The community newspaper can and ought to be a constant prod to the community to become a more satisfying place to live. More beautiful, if you please. It can help the town enjoy good music, good painting, good sculpture, good theater and ballet. This at times calls for painful honesty, because it will be necessary to step on some frauds. The small daily can be the decisive force for bringing about needy developments in the town. It can get rid of bad officials and get in good ones. Above all, the small town daily must be honest, thorough and objective in reporting the news.
That is our mission, and what a good time we can have, and how our readers will welcome and enjoy it. It is our reason for being, and no mass circulation paper can do the job we can do. We of the small fry.
In 1962 George became ill with cancer. George and Eva decided to sell the Press-Courier. By then, the paper was printed on a 64-page color press, and circulation was approaching 18,000. It was bought by the Brush-Moore chain in Canton, Ohio.

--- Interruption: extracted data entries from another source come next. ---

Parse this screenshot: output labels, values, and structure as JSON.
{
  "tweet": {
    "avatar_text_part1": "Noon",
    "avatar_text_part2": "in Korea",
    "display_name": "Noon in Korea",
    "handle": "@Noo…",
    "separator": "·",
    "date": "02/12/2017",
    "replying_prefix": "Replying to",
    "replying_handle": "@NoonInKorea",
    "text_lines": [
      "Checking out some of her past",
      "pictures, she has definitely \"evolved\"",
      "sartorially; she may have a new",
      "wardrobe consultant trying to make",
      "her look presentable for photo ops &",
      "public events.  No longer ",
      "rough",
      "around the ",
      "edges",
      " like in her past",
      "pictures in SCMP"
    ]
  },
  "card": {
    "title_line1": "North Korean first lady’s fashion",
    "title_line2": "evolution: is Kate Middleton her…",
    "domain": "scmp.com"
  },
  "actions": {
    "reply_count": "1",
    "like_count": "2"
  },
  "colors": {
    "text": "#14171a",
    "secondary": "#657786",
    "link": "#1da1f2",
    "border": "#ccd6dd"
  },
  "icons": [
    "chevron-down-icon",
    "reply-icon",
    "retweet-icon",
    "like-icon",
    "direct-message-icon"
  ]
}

George Grimes died in 1964 at the age of 69. Eva returned to Omaha where she died in 1991 at the age of 95. Brush-Moore sold its papers to Roy Thompson, the British newspaper magnate. The Oxnard Press-Courier, therefore, became part of the conglomerate that included the London Times. On one of her last trips to England, Eva Grimes visited Lord Thompson at the London Times building. In the 1980's the Press-Courier ceased publication.
George and Eva Grimes had an extraordinary, exciting, and rewarding life together in the newspaper business. Wherever they lived, they contributed significantly to a better community. They combined their professional careers with an equally satisfying family of four sons, four daughters-in-law, and thirteen grandchildren.